My Dearest Dust by Peter Davidson

Peter Davidson

My Dearest Dust

 

An autumn evening long ago, rusty hedges lining minor roads, mist in the headlights. The church was down a lane between flat fields, a shuttered barn to one side, wide oak gates ahead. I had persuaded a car full of student friends to take this diversion off the homeward road to Cambridge because of a faint recollection that there was a poem inscribed in the village church at Colmworth in Bedfordshire. We found the one light switch in the unlocked building by the last glimmer of daylight.

The tomb was in a corner of the chancel, shouldered aside by the Victorian altar. A 17th-century stone chest supports life-sized effigies of Sir William Dyer and his wife, Katherine, reclining on their sides with their heads supported on their right hands. He is in armour; she holds a book in her left hand. Columns support a canopy, crested with a scrolling pediment displaying the couple’s coat of arms. On the tomb chest, elegant figures of Faith, Hope and Charity frame two panels with carvings of their four sons and three daughters. The individual elements of the tomb betray Renaissance and Baroque influences, but they are combined in a naive English way which harks back to the Middle Ages, especially the two effigies, stacked one above the other, as if on shelves.

The poem was there all right, on two black stone slabs behind the recumbent figures. But the dim overhead light was blocked by the crested canopy, so the only way to decipher the dusty inscription was to climb on a chair and lean perilously into the tomb, clutching a column for balance, uncomfortably close to the two life-sized marble statues. Seen up close, the verse was not cut into the stone, just painted onto black slate in yellowed oil paint, making its survival seem all the more extraordinary. As I read and transcribed, I became convinced that this was a poem of real beauty.

I found out a little more about the family commemorated by this tomb. It was erected by the author of the fine verse inscribed on it, Katherine D’Oyley Dyer, who was born in about 1585, and who married Sir William Dyer in 1602, when they were both in their late teens. Sir William died in 1621 and she never remarried. The monument was erected in 1641, during the Civil War. In the will made not long before her death in 1654, Katherine lamented that ‘her losses had become very great since those late troubles’. I have only been able to find one other verse attributed to her, which is inscribed on the tomb of her D’Oyley relations in St Mary’s Church,
Hambleden, Buckinghamshire. While not of the exceptional quality of the verse at Colmworth, it is elegant and assured, flowering at one moment into a lovely Baroque image of the tears of mourners being like pearls brought as offerings to adorn the monument. I have never found any other verse by Lady Dyer, but William Dyer’s father was known to the Sidneys of Penshurst, and indeed related to them by marriage, so there is a slender thread of connection between Lady Dyer and that family of eminent women poets.
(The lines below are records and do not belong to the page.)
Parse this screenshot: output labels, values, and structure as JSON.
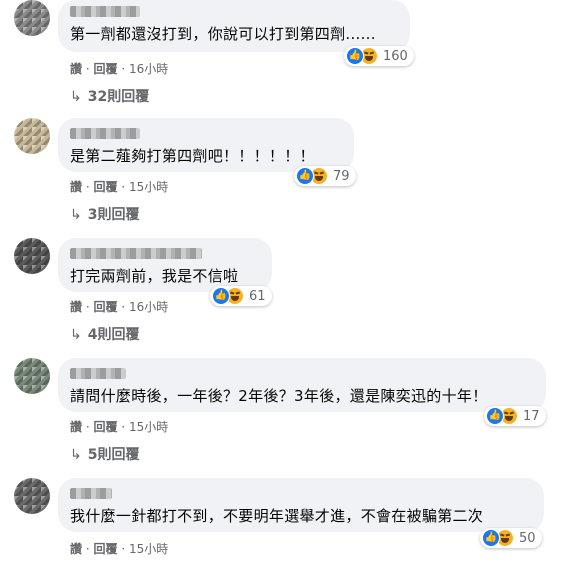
{
  "comments": [
    {
      "text": "第一劑都還沒打到，你說可以打到第四劑......",
      "reactions": "160",
      "like": "讚",
      "reply": "回覆",
      "time": "16小時",
      "replies": "32則回覆"
    },
    {
      "text": "是第二薤夠打第四劑吧！！！！！！",
      "reactions": "79",
      "like": "讚",
      "reply": "回覆",
      "time": "15小時",
      "replies": "3則回覆"
    },
    {
      "text": "打完兩劑前，我是不信啦",
      "reactions": "61",
      "like": "讚",
      "reply": "回覆",
      "time": "16小時",
      "replies": "4則回覆"
    },
    {
      "text": "請問什麼時後，一年後？2年後？3年後，還是陳奕迅的十年！",
      "reactions": "17",
      "like": "讚",
      "reply": "回覆",
      "time": "15小時",
      "replies": "5則回覆"
    },
    {
      "text": "我什麼一針都打不到，不要明年選舉才進，不會在被騙第二次",
      "reactions": "50",
      "like": "讚",
      "reply": "回覆",
      "time": "15小時"
    }
  ],
  "separator": "·",
  "reply_arrow": "↳",
  "icons": {
    "like": "like-icon",
    "haha": "haha-icon"
  },
  "colors": {
    "bubble": "#f0f2f5",
    "meta": "#65676b",
    "like": "#1877f2",
    "haha": "#f7b125"
  }
}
The two panels at Colmworth divide the verse into two stanzas. The first takes the form of public speech in assured couplets and has an elegantly shifting caesura of the kind common in the court poetry of the 1620s (I have modernised spelling and punctuation):

If a large heart joined with a noble mind
Showing true worth, unto all good inclin’d,
If faith in friendship, justice unto all,
Leave such a memory as we may call
Happy, thine is. Then pious marble keep
His just fame waking, though his lov’d dost sleep.
And though Death can devour all that has breath,
And monuments themselves have had a death,
Nature shan’t suffer this to ruinate,
Nor time demolish’t, nor an envious fate.
Raised by a just hand, not vainglorious pride,
Who’d be concealed, were’t modesty to hide,
Such an affection did so long survive
The object of’t, yet loved it as alive.
And this great blessing to his name doth give,
To make it by his tomb and issue live.

This is handsome, stately verse, but the words painted onto the second slab are astonishing: urgent, private, affectionate, expressed in irregular lines. They end with evening and dewfall, as Katherine D’Oyley Dyer anticipates her own death, and the marriage bed and the columned tomb become one.

My dearest dust, could not thy hasty day
Afford thy drowsy patience leave to stay
One hour longer, so that we might either
Sit up, or go to bed together?
But since thy finished labour has possessed
Thy weary limbs with early rest,
Enjoy it sweetly; and thy widow bride
Shall soon repose her by thy slumbering side,
Whose business now is only to prepare
My nightly dress, and call to prayer.
Mine eyes wax heavy and the day grows old,
The dew falls thick, my blood grows cold;
Draw, draw, the closed curtains and make room,
My dear, my dearest dust, I come, I come.

I am haunted still by those closing lines, by Katherine D’Oyley Dyer’s image of the end of life as a cold evening coming down on an England at war with itself. They will always be bound to my memory of the rediscovery of her verses – of the empty church at nightfall and the mist over the flat fields – so many years ago.